The Priest, the Politican and the Pandemic
In contemporary times the boundaries between myth and reality are increasingly blurred whether that’s through fake news or neoliberal faciscim. In myths and legends one often hears about people resorting to absurd or surreal methods to combat demons and ward off evil spirits. COVID-19 is no less a demon than one from these myths.
In this anthology I’ve collected the stories about the lengths people have gone and the things people will do to try to beat this demon, setting up a tension between our desire to have a clear enemy and the complexities of the contemporary reality we live in. The focus of the book is not simply the way we are reacting to coronavirus but rather an attempt to demonstrate how pre-existing political conditions diehard in times of crisis.
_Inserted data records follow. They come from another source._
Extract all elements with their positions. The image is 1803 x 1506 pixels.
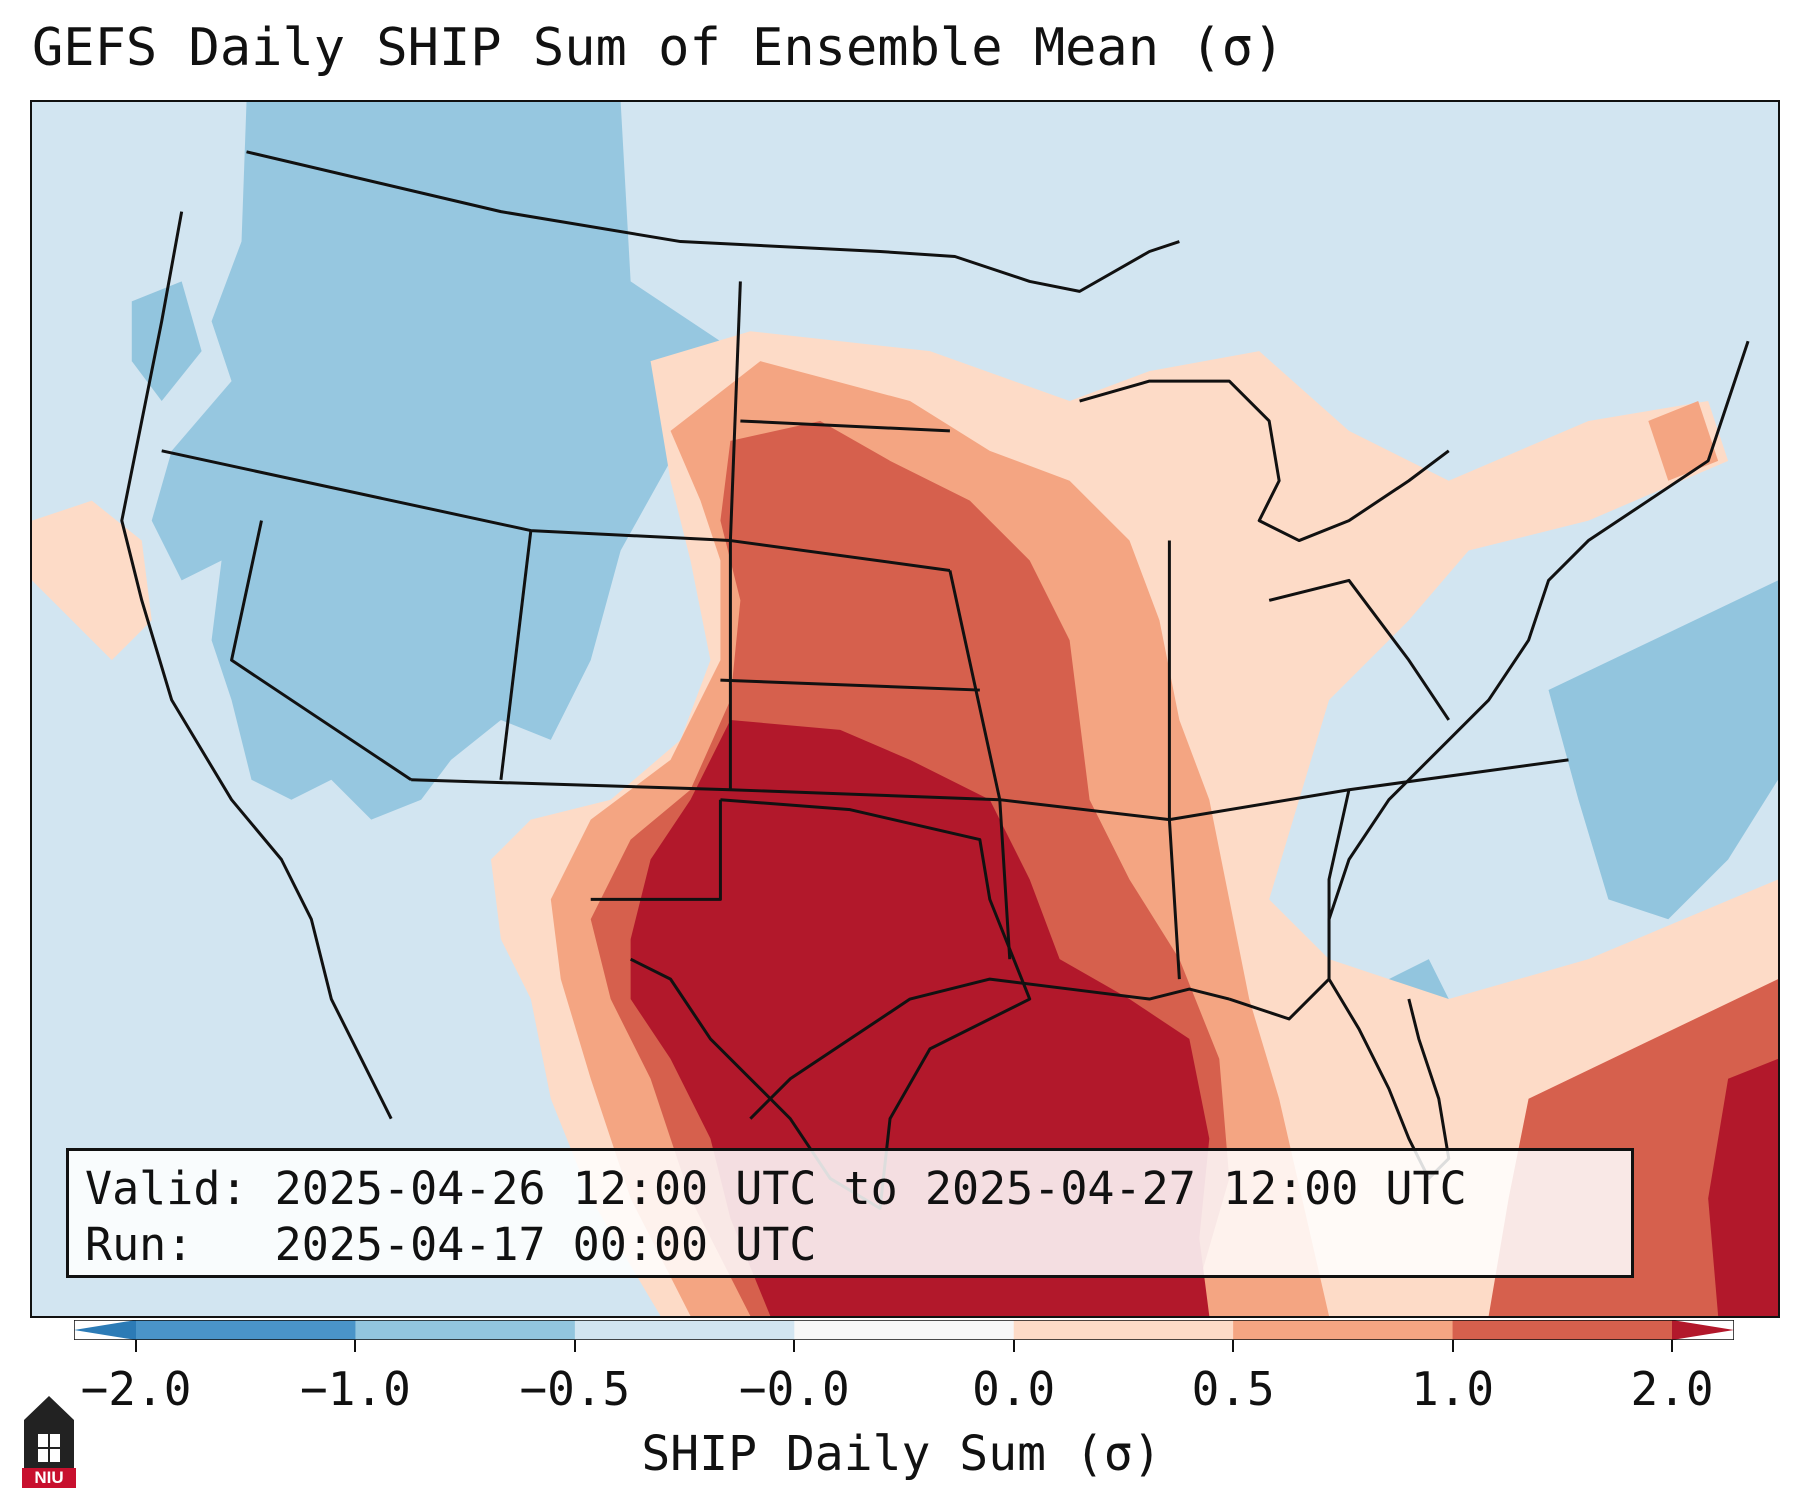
colorbar-label: SHIP Daily Sum (σ)	[641, 1426, 1162, 1482]
state-line-3	[499, 530, 533, 780]
colorbar-tick-label: −1.0	[300, 1362, 411, 1416]
colorbar-segment	[794, 1320, 1015, 1340]
run-time-text: Run: 2025-04-17 00:00 UTC	[85, 1218, 817, 1271]
logo-text: NIU	[34, 1468, 64, 1487]
us-canada-border	[246, 150, 1180, 293]
colorbar-tick-label: −0.5	[519, 1362, 631, 1416]
colorbar-tick-mark	[1671, 1340, 1673, 1352]
map-canvas	[32, 102, 1778, 1316]
colorbar-tick-mark	[1451, 1340, 1454, 1352]
colorbar-tick-mark	[354, 1340, 357, 1352]
colorbar-tick-label: −0.0	[738, 1362, 850, 1416]
run-info-box: Valid: 2025-04-26 12:00 UTC to 2025-04-2…	[66, 1148, 1634, 1278]
colorbar-extend-min	[74, 1320, 136, 1340]
weak-positive-area-ne	[1648, 401, 1719, 481]
colorbar-tick-label: 1.0	[1411, 1362, 1495, 1416]
slight-positive-area-west	[32, 500, 152, 661]
colorbar-segment	[1452, 1320, 1673, 1340]
state-line-7	[728, 281, 742, 541]
colorbar-extend-max	[1672, 1320, 1734, 1340]
colorbar-tick-label: 0.5	[1191, 1362, 1275, 1416]
valid-time-text: Valid: 2025-04-26 12:00 UTC to 2025-04-2…	[85, 1162, 1467, 1215]
colorbar-tick-mark	[1012, 1340, 1015, 1352]
gulf-coast	[749, 977, 1230, 1120]
state-line-1	[161, 449, 951, 572]
colorbar-segment	[355, 1320, 576, 1340]
map-panel	[30, 100, 1780, 1318]
colorbar-tick-mark	[1232, 1340, 1235, 1352]
state-line-12	[1268, 578, 1450, 721]
colorbar	[74, 1320, 1734, 1340]
state-line-6	[230, 520, 412, 782]
state-line-13	[1327, 789, 1351, 980]
boundary-lines	[120, 150, 1750, 1210]
state-line-10	[590, 799, 722, 901]
strong-positive-area-se	[1708, 1058, 1778, 1316]
colorbar-segment	[574, 1320, 795, 1340]
positive-anomaly-areas	[32, 331, 1778, 1316]
colorbar-tick-label: −2.0	[80, 1362, 192, 1416]
niu-logo-icon	[22, 1396, 76, 1488]
colorbar-tick-mark	[573, 1340, 576, 1352]
page-title: GEFS Daily SHIP Sum of Ensemble Mean (σ)	[32, 18, 1285, 78]
west-coast	[120, 211, 393, 1120]
state-line-2	[411, 758, 1569, 822]
colorbar-segment	[1233, 1320, 1454, 1340]
negative-anomaly-areas	[131, 102, 1778, 1089]
colorbar-segment	[136, 1320, 356, 1340]
colorbar-segment	[1013, 1320, 1234, 1340]
state-line-8	[740, 419, 950, 433]
state-line-9	[720, 678, 980, 692]
colorbar-tick-mark	[793, 1340, 796, 1352]
state-line-11	[1167, 540, 1181, 980]
colorbar-tick-mark	[135, 1340, 137, 1352]
state-line-5	[948, 570, 1012, 960]
colorbar-segments	[74, 1320, 1734, 1340]
colorbar-tick-label: 0.0	[972, 1362, 1056, 1416]
great-lakes-outline	[1079, 379, 1450, 543]
colorbar-tick-label: 2.0	[1630, 1362, 1714, 1416]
The myths in the book serve a reminder that the people proposing the solutions in the news stories would like us to think of the current crisis in simplistic binary terms (as in folk tales). However, through the repetition of news stories all around the world I demonstrate how the binary is complicated by a pattern of extremist politics that attempt to prey on people's fears and anxieties. And that therefore is a bigger danger than the virus itself.
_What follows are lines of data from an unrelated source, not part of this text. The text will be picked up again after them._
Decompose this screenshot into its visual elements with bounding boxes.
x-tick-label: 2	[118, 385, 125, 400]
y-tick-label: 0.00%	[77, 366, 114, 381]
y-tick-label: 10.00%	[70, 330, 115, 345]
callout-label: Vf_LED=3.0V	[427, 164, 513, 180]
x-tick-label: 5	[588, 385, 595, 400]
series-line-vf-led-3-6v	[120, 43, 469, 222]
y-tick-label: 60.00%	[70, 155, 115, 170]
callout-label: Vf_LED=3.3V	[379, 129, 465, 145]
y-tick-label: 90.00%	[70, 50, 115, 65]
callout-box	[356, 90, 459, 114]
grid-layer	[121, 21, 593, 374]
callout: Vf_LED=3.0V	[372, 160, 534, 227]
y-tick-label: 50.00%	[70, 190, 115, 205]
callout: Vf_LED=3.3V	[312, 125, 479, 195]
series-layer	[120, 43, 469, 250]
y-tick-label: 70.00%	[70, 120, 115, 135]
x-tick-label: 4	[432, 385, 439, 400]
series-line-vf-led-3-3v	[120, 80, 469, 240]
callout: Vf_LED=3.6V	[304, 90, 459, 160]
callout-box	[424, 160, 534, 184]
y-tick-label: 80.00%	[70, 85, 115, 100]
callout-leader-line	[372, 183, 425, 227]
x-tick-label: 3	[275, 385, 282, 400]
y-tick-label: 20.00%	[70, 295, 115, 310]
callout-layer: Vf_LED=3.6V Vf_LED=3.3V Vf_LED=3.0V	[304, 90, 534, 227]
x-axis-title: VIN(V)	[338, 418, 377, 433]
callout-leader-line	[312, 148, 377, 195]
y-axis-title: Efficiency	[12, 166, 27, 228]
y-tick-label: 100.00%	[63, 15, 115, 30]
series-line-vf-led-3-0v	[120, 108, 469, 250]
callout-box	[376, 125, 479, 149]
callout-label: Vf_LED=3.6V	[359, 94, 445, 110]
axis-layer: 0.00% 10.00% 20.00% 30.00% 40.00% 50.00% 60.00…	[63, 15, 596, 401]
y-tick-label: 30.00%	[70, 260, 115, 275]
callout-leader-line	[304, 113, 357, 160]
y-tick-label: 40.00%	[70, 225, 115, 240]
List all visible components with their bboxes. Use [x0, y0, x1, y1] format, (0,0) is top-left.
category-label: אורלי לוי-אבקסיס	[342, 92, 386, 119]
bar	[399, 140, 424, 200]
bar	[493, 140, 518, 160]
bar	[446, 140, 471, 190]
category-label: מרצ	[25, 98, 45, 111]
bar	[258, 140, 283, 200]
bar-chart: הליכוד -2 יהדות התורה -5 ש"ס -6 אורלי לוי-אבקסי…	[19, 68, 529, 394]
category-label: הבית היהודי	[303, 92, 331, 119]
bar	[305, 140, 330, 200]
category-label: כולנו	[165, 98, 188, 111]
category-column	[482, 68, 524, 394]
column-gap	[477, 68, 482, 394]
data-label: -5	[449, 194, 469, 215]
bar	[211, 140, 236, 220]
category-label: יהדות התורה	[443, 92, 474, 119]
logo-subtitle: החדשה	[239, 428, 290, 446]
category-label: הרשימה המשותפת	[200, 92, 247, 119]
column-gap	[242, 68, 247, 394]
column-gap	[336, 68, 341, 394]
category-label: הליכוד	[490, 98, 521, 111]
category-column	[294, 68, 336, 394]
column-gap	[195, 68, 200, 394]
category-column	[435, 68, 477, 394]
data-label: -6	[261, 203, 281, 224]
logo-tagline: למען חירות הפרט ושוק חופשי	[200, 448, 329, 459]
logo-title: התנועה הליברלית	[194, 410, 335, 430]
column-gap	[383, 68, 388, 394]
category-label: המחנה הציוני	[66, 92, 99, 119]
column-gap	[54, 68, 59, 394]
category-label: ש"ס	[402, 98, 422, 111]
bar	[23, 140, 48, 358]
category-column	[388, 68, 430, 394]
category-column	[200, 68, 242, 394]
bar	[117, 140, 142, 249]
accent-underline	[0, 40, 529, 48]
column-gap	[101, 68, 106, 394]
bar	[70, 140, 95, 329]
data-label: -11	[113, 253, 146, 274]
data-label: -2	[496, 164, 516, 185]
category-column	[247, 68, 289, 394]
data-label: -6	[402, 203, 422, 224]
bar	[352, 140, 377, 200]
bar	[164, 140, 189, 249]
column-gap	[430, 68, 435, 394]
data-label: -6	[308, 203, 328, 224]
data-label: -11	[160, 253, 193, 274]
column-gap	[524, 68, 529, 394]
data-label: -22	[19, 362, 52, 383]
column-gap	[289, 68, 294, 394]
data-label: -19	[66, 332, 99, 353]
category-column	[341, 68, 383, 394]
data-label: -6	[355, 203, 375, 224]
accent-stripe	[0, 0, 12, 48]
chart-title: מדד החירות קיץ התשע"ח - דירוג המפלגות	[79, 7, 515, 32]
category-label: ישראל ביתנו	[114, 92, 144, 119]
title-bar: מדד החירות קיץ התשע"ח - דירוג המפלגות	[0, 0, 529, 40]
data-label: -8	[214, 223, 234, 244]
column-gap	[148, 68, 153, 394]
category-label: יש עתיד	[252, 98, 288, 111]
The book uses a dual system of first displaying a web article about the mythical cure in a specific region. This article is then paired with a fable from the same region where the primary plotline is a conquest to obtain a magical solution to cure a protagonist of its disease. The publication is designed to reference Renaissance era black letter publications and works by William Morris from the late 1800s, and will be published through print-on-demand.
Ultimately, this book demonstrates that while COVID-19 is being called the "invisible enemy", the real enemy is much less apparent.